Rep. Matt Cartwright: Economy too important for Congress to engage in gridlock

December 30, 2014

As we look to 2015, I am both optimistic and resolved to bear down and help address the local economic challenges we face in the Lehigh Valley.

We have been tested by an inconsistently recovering economy, but, in 2014, I supported and tracked approximately $75 million in federal grants and contracts to the 17th Congressional District. I want to increase the awareness of funding opportunities and resources, as well as increase public support for discretionary competitive grants, guaranteed loans and other federal economic seed money.

For example, in 2014, the Department of Homeland Security distributed $306 billion of Assistance to Firefighters grants nationally to help firefighters and other first responders obtain equipment, protective gear, emergency vehicles, training, and other resources necessary to protect the public and emergency personnel from fire and related hazards. A recent award of $102,600 to the Mount Bethel Volunteer Fire Company will enable it to purchase much-needed, self-contained breathing apparatus units. I will help more fire companies and other eligible first responders in the region apply in 2015.

Two notable Department of Justice programs are Community Oriented Policing Services hiring grants, which provide to eligible law enforcement agencies up to 75 percent of the approved entry-level salaries and fringe benefits of full-time police officers for a 36-month period, and Edward Byrne Memorial Justice Assistance grants, which assist state and local initiatives to prevent or reduce crime. In 2014, slightly more than $54,000 came to the 17th District to purchase police cruisers and increase police presence in areas either with high rates of crime or that are frequented by children.

I also want to take full advantage of the Our Town grant program through National Endowment for the Arts. This program is based on the premise that works of art often go hand-in-hand with job opportunity and economic success. The grants require municipalities and nonprofits to work together to use the arts to enhance public spaces and/or creative entrepreneurship.

On the business side, when any local business expands, it means more direct jobs and more income along the supply chain, which ideally is also within the region.

We are fortunate in the Lehigh Valley to have a large cast of players generating growth in targeted industries, like life sciences and health care, food and beverage production, high-performance manufacturing and high-value business services. One of my main goals is to bring people together in a way that will foster connections and growth opportunities. In 2014, I created a series of videos to attract new businesses, new residents, and tourists to the 17th District. Our proximity to other markets, ease of access through our highways and airports, great schools and top-notch medical facilities make this region easy to promote and ripe for further growth.

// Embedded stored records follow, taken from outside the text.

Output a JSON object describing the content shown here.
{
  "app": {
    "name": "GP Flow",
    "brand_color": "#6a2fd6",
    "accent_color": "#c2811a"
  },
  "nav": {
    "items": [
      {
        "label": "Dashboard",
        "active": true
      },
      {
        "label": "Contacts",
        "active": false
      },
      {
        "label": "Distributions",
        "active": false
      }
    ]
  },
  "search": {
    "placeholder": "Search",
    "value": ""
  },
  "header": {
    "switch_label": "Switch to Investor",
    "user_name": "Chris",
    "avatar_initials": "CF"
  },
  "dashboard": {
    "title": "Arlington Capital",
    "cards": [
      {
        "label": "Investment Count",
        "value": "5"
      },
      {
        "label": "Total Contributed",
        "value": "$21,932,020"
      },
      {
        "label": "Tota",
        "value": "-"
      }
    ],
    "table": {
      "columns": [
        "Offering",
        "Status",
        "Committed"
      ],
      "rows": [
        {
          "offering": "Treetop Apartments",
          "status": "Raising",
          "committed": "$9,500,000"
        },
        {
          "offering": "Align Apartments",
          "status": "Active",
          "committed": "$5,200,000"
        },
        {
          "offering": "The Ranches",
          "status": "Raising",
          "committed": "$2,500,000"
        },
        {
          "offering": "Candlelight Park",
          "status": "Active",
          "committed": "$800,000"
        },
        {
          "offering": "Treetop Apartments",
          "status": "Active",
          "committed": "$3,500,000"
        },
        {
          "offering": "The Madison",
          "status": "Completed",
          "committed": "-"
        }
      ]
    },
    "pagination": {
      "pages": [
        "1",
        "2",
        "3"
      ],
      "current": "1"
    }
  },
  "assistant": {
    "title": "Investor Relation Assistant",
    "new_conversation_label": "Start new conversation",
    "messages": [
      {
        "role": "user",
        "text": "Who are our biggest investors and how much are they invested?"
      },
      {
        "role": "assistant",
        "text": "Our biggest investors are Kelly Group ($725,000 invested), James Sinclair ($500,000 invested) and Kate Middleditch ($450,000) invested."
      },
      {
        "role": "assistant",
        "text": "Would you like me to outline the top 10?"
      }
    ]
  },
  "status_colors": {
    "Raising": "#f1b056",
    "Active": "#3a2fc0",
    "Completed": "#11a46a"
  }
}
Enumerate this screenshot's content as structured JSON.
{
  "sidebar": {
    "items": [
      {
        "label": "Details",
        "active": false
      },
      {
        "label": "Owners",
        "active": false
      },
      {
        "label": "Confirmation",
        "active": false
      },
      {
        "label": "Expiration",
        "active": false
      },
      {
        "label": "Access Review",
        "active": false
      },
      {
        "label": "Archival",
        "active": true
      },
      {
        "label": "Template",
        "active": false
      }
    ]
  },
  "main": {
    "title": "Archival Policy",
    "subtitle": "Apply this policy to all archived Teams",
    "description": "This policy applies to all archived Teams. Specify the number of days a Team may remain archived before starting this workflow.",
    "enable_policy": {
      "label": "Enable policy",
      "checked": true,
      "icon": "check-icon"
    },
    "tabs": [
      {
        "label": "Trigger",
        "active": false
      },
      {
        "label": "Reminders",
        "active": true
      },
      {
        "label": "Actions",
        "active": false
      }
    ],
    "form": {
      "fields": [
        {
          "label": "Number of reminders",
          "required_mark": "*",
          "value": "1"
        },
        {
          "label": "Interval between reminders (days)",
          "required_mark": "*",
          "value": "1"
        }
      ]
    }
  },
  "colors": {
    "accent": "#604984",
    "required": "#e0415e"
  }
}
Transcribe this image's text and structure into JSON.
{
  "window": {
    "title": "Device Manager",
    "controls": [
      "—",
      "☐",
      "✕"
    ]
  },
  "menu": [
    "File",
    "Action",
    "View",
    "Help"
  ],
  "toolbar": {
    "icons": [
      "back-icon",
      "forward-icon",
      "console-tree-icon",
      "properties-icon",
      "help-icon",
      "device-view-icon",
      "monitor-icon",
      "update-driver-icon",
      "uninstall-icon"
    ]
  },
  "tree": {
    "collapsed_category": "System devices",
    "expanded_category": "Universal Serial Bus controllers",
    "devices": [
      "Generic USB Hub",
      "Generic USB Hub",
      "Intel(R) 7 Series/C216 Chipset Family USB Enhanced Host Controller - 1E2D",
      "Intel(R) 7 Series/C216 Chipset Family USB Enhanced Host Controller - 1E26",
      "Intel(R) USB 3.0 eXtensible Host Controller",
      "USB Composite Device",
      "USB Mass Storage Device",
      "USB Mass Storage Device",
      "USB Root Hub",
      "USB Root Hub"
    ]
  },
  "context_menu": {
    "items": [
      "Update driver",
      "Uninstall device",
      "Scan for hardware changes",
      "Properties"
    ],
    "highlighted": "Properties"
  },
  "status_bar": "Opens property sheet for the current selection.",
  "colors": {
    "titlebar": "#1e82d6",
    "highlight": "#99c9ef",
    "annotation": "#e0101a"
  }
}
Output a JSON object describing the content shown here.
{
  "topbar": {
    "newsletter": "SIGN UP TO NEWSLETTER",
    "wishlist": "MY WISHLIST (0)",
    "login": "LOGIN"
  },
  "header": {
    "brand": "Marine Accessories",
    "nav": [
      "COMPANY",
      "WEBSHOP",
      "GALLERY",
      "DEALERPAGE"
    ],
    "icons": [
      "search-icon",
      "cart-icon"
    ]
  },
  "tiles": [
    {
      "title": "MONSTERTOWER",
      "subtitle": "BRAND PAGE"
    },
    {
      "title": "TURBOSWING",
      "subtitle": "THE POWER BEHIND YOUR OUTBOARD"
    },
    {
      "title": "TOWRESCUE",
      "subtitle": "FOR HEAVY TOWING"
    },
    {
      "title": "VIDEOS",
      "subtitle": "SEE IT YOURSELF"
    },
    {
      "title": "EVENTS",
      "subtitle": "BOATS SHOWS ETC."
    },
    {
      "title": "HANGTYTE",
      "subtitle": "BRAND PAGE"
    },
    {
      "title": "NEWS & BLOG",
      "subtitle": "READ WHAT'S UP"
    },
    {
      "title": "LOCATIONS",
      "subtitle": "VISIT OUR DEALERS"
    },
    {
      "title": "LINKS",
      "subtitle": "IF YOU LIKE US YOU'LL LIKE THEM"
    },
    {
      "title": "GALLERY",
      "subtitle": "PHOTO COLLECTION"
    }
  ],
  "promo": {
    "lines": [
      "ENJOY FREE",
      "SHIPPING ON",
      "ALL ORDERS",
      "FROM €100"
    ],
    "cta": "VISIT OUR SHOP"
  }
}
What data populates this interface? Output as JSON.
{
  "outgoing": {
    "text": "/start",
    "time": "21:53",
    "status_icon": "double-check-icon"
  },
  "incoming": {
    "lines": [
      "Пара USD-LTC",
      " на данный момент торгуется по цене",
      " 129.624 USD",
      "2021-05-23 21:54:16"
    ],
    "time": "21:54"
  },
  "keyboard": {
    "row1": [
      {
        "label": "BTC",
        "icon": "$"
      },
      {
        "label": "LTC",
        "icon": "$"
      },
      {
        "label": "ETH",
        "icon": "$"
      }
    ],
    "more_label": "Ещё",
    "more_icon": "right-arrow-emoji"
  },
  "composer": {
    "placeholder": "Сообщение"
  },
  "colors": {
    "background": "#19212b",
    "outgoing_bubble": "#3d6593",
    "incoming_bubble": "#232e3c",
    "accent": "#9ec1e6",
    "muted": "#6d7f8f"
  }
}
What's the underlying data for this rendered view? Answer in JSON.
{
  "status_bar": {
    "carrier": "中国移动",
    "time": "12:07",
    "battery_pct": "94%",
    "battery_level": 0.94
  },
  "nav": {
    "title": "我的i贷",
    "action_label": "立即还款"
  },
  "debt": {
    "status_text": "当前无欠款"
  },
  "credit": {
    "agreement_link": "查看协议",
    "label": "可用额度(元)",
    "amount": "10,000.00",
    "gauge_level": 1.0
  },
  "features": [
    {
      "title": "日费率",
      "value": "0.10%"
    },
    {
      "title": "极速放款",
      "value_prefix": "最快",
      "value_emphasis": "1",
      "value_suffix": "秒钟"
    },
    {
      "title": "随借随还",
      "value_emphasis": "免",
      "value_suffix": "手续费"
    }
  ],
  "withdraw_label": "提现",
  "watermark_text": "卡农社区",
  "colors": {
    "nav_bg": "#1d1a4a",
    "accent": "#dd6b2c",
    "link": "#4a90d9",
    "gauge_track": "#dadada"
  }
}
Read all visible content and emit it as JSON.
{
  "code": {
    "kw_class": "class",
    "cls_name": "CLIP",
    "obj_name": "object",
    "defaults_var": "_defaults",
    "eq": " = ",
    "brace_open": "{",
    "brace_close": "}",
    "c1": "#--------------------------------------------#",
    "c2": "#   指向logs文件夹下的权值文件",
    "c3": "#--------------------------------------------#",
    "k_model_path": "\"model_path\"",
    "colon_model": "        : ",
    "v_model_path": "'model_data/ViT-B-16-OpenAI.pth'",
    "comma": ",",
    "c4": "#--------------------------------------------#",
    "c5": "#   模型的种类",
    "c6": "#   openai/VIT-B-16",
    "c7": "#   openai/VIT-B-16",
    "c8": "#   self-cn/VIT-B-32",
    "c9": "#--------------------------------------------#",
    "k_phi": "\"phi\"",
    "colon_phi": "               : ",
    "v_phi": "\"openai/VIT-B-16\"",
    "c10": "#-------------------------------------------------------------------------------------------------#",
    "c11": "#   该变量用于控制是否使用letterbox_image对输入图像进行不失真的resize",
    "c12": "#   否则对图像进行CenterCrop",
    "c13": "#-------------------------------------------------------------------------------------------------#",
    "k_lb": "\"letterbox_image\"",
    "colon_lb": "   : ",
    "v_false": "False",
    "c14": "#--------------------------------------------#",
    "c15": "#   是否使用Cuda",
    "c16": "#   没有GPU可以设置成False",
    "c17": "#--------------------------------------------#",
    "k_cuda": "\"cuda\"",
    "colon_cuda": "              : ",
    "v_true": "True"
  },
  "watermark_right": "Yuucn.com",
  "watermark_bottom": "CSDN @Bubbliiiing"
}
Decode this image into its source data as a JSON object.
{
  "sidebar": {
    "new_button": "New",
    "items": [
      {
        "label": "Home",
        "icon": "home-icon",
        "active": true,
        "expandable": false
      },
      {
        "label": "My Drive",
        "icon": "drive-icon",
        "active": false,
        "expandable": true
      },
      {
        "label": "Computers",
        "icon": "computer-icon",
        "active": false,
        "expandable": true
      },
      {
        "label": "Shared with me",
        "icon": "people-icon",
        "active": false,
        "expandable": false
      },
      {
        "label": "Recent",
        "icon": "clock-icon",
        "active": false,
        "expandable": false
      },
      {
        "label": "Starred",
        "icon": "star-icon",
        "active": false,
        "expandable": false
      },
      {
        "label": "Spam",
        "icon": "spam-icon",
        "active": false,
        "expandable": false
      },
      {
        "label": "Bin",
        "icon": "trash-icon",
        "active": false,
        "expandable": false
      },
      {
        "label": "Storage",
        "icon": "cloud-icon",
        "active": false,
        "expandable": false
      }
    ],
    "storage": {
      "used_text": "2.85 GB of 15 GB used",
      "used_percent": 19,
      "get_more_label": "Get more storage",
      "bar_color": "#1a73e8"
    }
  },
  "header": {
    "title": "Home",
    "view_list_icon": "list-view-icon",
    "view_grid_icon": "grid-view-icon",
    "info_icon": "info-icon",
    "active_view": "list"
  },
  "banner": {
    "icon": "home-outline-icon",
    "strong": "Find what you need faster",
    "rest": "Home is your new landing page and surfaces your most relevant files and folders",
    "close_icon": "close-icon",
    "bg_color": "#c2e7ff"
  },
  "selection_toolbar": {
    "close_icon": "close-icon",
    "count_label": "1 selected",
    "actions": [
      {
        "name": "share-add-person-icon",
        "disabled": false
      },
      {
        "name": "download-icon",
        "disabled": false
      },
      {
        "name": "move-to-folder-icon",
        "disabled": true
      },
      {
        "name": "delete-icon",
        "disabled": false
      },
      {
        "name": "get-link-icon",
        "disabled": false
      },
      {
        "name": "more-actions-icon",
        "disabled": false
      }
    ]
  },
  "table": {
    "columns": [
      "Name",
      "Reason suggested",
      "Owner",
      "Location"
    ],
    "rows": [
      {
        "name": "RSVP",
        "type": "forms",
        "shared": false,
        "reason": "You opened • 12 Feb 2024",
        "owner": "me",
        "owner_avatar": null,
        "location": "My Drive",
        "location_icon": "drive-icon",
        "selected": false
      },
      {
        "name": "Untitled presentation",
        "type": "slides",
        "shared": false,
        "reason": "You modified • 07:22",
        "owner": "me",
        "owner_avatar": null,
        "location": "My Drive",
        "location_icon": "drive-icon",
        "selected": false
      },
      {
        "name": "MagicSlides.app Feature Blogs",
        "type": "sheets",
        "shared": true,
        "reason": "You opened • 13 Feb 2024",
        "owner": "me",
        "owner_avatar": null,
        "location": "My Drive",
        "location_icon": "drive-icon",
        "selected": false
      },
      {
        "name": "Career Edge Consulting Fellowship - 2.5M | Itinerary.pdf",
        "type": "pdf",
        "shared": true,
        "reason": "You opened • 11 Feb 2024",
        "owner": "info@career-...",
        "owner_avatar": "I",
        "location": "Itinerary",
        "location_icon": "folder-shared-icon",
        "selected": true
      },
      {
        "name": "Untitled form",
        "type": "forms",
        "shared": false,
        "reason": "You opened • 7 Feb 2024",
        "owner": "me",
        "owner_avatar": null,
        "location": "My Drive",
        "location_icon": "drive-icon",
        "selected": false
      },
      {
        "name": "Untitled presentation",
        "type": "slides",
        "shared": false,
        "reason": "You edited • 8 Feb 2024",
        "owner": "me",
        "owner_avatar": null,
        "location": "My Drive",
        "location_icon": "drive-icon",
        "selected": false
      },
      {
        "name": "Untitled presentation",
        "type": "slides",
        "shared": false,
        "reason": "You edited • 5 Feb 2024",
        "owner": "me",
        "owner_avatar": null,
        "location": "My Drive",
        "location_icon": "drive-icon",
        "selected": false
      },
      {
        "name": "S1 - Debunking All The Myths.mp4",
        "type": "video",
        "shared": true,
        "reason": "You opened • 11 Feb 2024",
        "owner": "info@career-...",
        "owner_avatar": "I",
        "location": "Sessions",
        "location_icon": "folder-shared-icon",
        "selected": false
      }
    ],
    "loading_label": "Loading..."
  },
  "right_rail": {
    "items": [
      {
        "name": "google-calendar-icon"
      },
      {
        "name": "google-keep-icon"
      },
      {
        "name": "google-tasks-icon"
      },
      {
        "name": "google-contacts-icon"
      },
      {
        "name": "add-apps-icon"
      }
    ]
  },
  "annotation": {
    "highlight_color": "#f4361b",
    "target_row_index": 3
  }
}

During 2013 and 2014, I introduced and supported a number of education-related policy proposals to make college more affordable and to close the skills gap. I also held round-table discussions with leaders of institutions of higher learning and their students which reinforced my desire to keep student loan interest rates low.

I will work with my colleagues in Congress to invest in our nation’s infrastructure. The Moving Ahead for Progress in the 21st Century Act, signed into law in 2012, was the first long-term highway authorization bill since 2005 and Congress will need to reauthorize the bill in May 2015. I plan to push for longer-term solutions that expand highways, build new bridges, increase transit options, support bicycle use, make urban areas more walkable, increase access to recreation, expand passenger rail, and lower carbon emissions for years to come.

The House, Senate and White House composition for 2015 does open the door for gridlock, but what’s at stake economically is too important to let political disagreement and rivalry prevent progress. The need for economic opportunity and prosperity is not in dispute. I plan to remind my colleagues in Washington of that fact as often as possible.